The top three opportunities we see for machine learning to improve operational efficiencies at reverse osmosis facilities are:

  1. Membrane servicing. Reverse osmosis performance and economics are directly dependent on membrane health management. AI technology allows models to be developed and treained on such datasets to provide accurate predictions for when a cleaning or membrane replacement is requires on a pressure vessel in the plant environment.
  2. Specific energy consumption. RO is an energy-intensive treatment process requiring water to be pressurized through a semi-permeable membrane. A typical SWRO facility spends 44% of its operating budget on energy use for the RO treatment alone. Machine learning techniques can be used to determine the optimal flow rates, pressures, and online train configuration to minimize energy use while operating within the constraints of mechanical assets to meet target water quality.
  3. Plant wide risk mitigation. Human error accounts for 24% of unplanned downtime at industrial plants. Traditional risk mitigation practices, like reactive and scheduled maintenance activities, are susceptible to system upsets. System upsets such as pump damage, undetected sensor drifts, and pressure vessel leaks often result in costly downtime for an organization since revenue water is on pause while troubleshooting and maintenance are performed. To prevent these kinds of upsets, plant managers can leverage machine learning’s predictive capabilities to forecast in advance when such issues may occur and notify O&M staff so they can plan and allocate resources before its too late.
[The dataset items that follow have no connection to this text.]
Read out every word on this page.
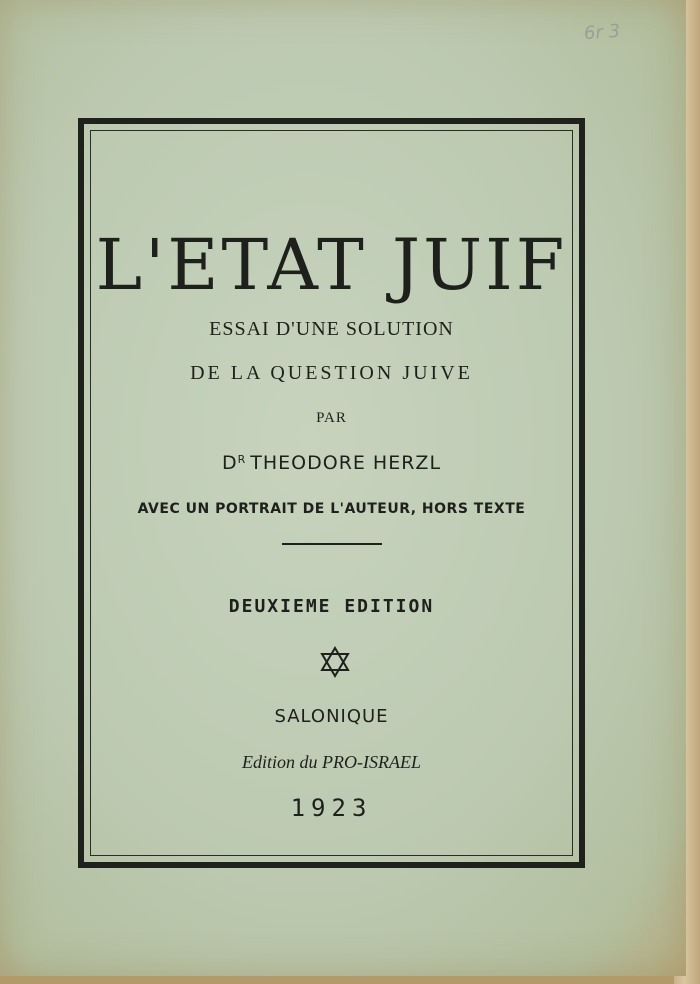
6r 3
L'ETAT JUIF
ESSAI D'UNE SOLUTION
DE LA QUESTION JUIVE
PAR
$D^R$ THEODORE HERZL
AVEC UN PORTRAIT DE L'AUTEUR, HORS TEXTE
DEUXIEME EDITION
SALONIQUE
Edition du PRO-ISRAEL
1923
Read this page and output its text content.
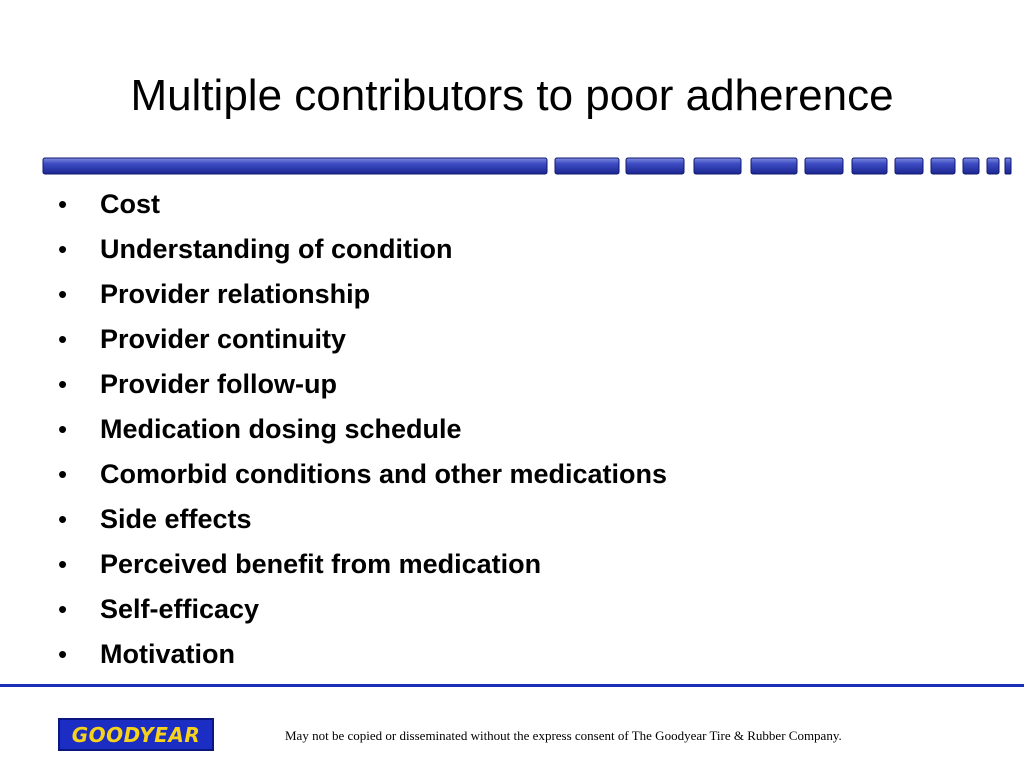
Multiple contributors to poor adherence
•	Cost
•	Understanding of condition
•	Provider relationship
•	Provider continuity
•	Provider follow-up
•	Medication dosing schedule
•	Comorbid conditions and other medications
•	Side effects
•	Perceived benefit from medication
•	Self-efficacy
•	Motivation
GOODYEAR	May not be copied or disseminated without the express consent of The Goodyear Tire & Rubber Company.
As plants in high-density countries like China and India, as well as every other region around the world, become increasingly impacted by higher demand and costs, the water industry needs to make rapid changes to provide sustainable water supplies that are low risk, low emissions, and accessible to all through low cost. As the urgency to act on climate change adaptation and mitigation efforts increases, adopting digital solutions at plants is a simple step that can be done in days and weeks, not months and years.